We commend all those who took part in this wholly voluntary project, especially survivors of these institutions. Particular credit is due to the work of the Clann Project over many years.
Based on the same set of evidence and testimonies available to the COI when drafting its own Executive Summary, the authors arrive at a fundamentally different picture of the harms done to women and children in and as a result of those institutions. The draft gives us, and the government, a clear and compelling analysis of the many grave human rights abuses inflicted, including of the rights to liberty, privacy and freedom from inhuman or degrading treatment.
Contrary to the COI’s analysis, it finds significant evidence of coerced adoption, amounting in many cases to forced adoption. It outlines the human rights abuses and often lifelong suffering this caused women and their children.
It points to the ample evidence available to the COI of additional discrimination experienced in those institutions by mixed-race, disabled, and Traveller women and children, and those who were poor. Its nuanced illustration of the specific abuses and violations of cultural rights experienced by the Traveller community shows the particular value of including affected groups in these investigations.
It lays the blame at the right door – the state’s, for its failure to exercise due diligence in preventing and investigating those systematic abuses, and holding those responsible to account.

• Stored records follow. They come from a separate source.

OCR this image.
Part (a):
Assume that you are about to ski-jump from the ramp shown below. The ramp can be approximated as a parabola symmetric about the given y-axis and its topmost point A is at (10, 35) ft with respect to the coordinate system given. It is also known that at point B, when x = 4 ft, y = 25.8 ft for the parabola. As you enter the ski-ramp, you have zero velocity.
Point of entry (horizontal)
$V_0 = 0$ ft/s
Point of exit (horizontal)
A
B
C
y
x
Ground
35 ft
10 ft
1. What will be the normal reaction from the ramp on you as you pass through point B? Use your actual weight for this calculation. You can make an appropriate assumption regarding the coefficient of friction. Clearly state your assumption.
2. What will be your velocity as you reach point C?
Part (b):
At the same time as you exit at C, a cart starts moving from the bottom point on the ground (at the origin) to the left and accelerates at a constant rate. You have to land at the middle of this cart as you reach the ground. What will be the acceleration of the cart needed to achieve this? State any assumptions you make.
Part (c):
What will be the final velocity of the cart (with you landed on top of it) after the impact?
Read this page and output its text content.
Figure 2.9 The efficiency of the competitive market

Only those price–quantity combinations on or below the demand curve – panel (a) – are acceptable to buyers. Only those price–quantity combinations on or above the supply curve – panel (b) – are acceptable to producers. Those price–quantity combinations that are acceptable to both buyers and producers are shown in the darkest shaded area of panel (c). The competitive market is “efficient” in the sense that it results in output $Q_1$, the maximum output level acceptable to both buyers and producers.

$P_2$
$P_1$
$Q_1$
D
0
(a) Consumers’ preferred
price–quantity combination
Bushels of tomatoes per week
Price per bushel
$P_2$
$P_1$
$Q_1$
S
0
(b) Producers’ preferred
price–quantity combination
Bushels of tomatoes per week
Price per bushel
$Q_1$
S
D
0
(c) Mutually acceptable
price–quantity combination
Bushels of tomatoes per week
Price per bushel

It describes the wider networks and system of institutionalisation at the time, and how this continues today in some ‘care’ settings.
Critically, it dissects and exposes the very serious defects in the COI’s views and recommendations on redress for survivors.

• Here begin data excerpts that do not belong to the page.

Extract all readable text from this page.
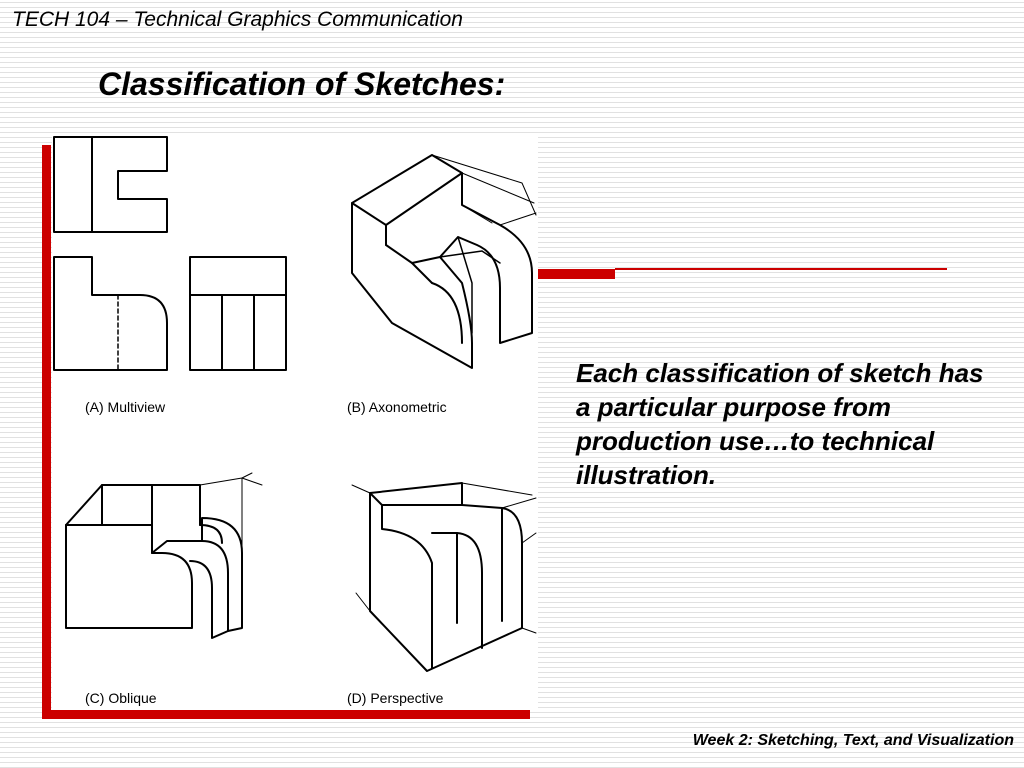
TECH 104 – Technical Graphics Communication
Classification of Sketches:
(A) Multiview	(B) Axonometric
(C) Oblique	(D) Perspective
Each classification of sketch has a particular purpose from production use…to technical illustration.
Week 2: Sketching, Text, and Visualization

The authors note the limited number of institutions investigated by the COI, and the limited information it unveiled. A full and comprehensive account of what happened to women and children in these institutions still remains out of reach. However, this rewritten Executive Summary will correct the record on what the COI evidence shows.
We call on the Government to publicly and unequivocally acknowledge that the COI Report is not the official record of what survivors experienced in these institutions. It must do all within its power to put this right. Otherwise the state will once again fail survivors as it did with the Magdalene Laundries.